Monday, July 25, 2011

Some Currently Blooming Flowers of Interest

As our elevation in the Sierra (3,000 - 4,000 ft.) gets drier, the spring-like feel of many of my favorite photography spots disappears. The interesting flowers and bugs are mostly near the permanent streams and lake shores. The Spiraea (top photo) is a long-lasting bloom that I see near every stream and pond lately. They're especially abundant and beautiful along Spanish Creek. A member of the Rose family, they do well in landscaping applications - long-lasting bloom and little or no maintenance required. I often photograph milkweeds and write about them here. Currently, four of the five local species are blooming and attracting lots of beetles, bees and butterflies. The Narrowleaf Milkweed (2nd photo) is the lst to bloom and is abundant on the dirt road past Oakland Camp. The first to bloom, and now already going to seed, is the Heartleaf Milkweed (3rd photo). In the same area where I photographed these milkweeds, I found a small patch of Brodiaea coronaria, AKA Harvest Brodiaea. Very short, 6" or so, and almost hidden by taller grasses, I was lucky to see these (4th photo). A new flower to me, right at the edge of my driveway, is the California Harebell, Campanula prenanthoides. These were in a very shady area so hard to photograph. The Wild Hyacinth, Dichelostemma multiflorum, after a long run of blooming are now going to seed and their swelled ovaries are photogenic. Last, I can never ignore a Goldenrod Crab Spider, especially when it is taking a meal.

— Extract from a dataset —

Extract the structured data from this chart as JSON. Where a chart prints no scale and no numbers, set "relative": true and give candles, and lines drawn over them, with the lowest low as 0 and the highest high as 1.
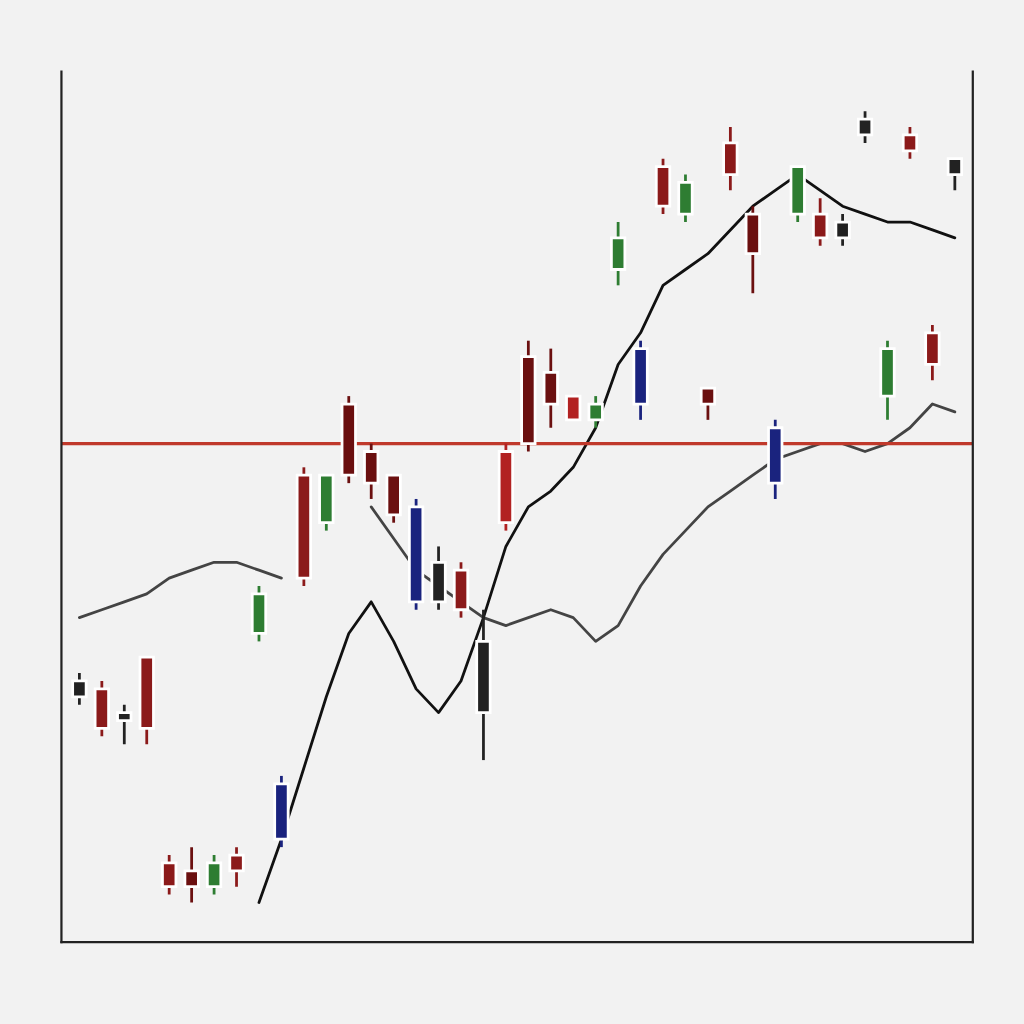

I found this big lady on the large Elderberry bush near the entrance to Oakland Camp, on the left just before the corral. She's been there every day for a couple of weeks, so I could reliably tell my hikers we were going to see one. This might have been our last chance, though, as practially all the flowers on this bush have dropped their petals and are going to seed. That means this spider is nearing the end of its life as an adult. Her kind were so abundant this summer, though, that i'm sure many eggs were laid and next summer will again be a good one for spiders.